Where should I place the robots.txt file on my website?

The robots.txt file must be placed in the root directory of your website and accessible at https://yoursite.com/robots.txt. It cannot be in subdirectories like /blog/robots.txt or have a different name. For most servers, upload to public_html, www, or htdocs directory. For WordPress, place in the same directory as wp-config.php. For Next.js, place in the /public/ folder. The file must return 200 OK status, be plain text format, and have 644 permissions. Test by visiting yoursite.com/robots.txt in a browser to verify it displays correctly.

What is the difference between Allow and Disallow rules?

Disallow rules block crawlers from accessing specific paths (Disallow: /admin/ prevents crawling the admin directory). Allow rules explicitly permit access, usually to override broader Disallow rules (Allow: /admin/public/ creates an exception within a blocked directory). If there are no Disallow rules, Allow rules are not necessary since everything is allowed by default. When rules conflict, the most specific rule wins. For example, if you block /admin/ but allow /admin/public/, crawlers can access the public subdirectory but not other admin areas. Most websites primarily use Disallow rules with occasional Allow exceptions.

Does robots.txt prevent pages from being indexed by search engines?

No, robots.txt only tells crawlers not to visit pages, but it does not prevent indexing. If pages are linked from external sites, they can still appear in search results even if blocked in robots.txt. To actually prevent indexing, use the noindex meta tag in the page HTML: or use the X-Robots-Tag HTTP header. For already-indexed pages, add noindex tags and request removal via Google Search Console. Robots.txt is for controlling crawler access, not for removing pages from search results or providing security.

What should I put in Crawl-delay and do all search engines respect it?
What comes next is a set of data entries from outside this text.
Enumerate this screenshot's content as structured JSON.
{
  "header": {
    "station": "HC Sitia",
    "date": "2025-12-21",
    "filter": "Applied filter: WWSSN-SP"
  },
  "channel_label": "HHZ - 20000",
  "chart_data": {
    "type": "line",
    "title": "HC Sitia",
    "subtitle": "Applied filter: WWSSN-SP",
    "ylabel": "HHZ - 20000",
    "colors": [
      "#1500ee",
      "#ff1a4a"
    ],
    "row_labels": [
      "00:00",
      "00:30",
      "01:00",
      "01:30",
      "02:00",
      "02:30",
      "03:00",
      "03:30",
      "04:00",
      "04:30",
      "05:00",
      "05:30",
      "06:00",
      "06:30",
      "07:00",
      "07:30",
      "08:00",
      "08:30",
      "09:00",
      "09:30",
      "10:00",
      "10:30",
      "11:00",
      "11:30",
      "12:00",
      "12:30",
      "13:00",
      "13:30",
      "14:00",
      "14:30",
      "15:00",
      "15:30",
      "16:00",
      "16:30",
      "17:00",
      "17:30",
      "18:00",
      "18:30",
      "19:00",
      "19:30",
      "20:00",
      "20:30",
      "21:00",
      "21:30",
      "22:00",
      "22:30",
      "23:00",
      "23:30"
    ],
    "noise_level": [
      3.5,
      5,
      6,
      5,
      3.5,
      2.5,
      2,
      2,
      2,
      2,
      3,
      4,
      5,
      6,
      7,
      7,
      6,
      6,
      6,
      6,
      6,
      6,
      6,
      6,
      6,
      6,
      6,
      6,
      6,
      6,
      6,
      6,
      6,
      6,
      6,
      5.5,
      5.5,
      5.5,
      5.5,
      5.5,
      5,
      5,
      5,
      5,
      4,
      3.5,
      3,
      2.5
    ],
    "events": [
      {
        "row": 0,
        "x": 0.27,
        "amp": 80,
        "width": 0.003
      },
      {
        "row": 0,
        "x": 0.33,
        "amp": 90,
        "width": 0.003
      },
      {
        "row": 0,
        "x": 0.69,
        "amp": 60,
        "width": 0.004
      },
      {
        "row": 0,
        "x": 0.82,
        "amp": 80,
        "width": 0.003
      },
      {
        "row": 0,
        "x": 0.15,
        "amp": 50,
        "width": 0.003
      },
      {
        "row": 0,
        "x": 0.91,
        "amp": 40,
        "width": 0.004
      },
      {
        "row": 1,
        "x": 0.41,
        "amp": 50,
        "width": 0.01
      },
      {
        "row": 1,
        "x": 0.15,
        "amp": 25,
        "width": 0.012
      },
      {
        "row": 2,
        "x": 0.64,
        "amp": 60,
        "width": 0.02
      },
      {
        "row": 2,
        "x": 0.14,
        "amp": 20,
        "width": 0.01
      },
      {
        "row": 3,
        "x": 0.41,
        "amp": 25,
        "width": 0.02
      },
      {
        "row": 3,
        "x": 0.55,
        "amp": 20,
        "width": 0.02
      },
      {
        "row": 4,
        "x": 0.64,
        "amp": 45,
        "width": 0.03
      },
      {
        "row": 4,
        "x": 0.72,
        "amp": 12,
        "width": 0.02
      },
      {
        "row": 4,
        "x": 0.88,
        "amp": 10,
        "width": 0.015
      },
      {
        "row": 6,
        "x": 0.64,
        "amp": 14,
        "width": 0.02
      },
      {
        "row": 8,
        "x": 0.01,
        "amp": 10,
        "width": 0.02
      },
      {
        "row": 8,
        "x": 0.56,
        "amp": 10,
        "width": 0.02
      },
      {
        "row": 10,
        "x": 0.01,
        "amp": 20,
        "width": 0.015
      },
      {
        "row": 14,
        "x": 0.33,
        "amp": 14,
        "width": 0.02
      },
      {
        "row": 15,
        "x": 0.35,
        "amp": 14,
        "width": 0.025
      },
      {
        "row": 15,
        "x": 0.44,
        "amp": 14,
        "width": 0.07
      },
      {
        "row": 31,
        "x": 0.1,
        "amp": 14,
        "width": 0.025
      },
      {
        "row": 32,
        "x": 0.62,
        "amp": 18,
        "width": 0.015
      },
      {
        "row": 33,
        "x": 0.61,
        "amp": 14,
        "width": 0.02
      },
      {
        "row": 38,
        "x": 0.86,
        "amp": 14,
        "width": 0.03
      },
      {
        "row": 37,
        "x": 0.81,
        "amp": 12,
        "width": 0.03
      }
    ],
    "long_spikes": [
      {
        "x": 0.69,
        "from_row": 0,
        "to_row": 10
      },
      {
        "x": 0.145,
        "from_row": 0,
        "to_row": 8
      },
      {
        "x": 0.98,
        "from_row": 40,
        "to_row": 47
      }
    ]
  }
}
Crawl-delay specifies seconds crawlers should wait between requests. Use 10 seconds as a standard value for most websites. Lower values (1-5) for fast servers with good bandwidth, higher values (30-60) if experiencing server overload from aggressive crawlers. However, Google ignores Crawl-delay completely - use Google Search Console to adjust crawl rate instead. Bing and Yandex respect Crawl-delay. Many modern sites omit this directive entirely unless experiencing specific crawler performance issues. Setting it too high may reduce how often search engines crawl your site, potentially delaying indexing of new content.

Can I use wildcards in robots.txt paths?

Yes, robots.txt supports two wildcards: asterisk (*) matches any sequence of characters, and dollar sign ($) matches the end of URL. Examples: Disallow: /*? blocks all URLs with query parameters, Disallow: /*.pdf$ blocks all PDF files, Disallow: /search* blocks anything starting with /search. These wildcards are supported by Google, Bing, and most modern crawlers. Without wildcards, /admin/ blocks /admin/anything but not /administrator/. Use wildcards to create powerful blocking rules, but test carefully as they can block more than intended. Always validate with Google Search Console robots.txt tester.

Should I include a Sitemap in robots.txt?

Yes, absolutely! Adding your sitemap URL to robots.txt helps search engines discover all your pages more efficiently. Format: Sitemap: https://example.com/sitemap.xml (must be absolute URL with https://). You can list multiple sitemaps if needed. This is optional but highly recommended for SEO. Even if you submit your sitemap directly to Google Search Console and Bing Webmaster Tools, including it in robots.txt provides a fallback discovery method. Most major CMS platforms (WordPress, Shopify, Next.js) generate sitemaps automatically. Place the Sitemap directive at the bottom of your robots.txt file after all user-agent blocks.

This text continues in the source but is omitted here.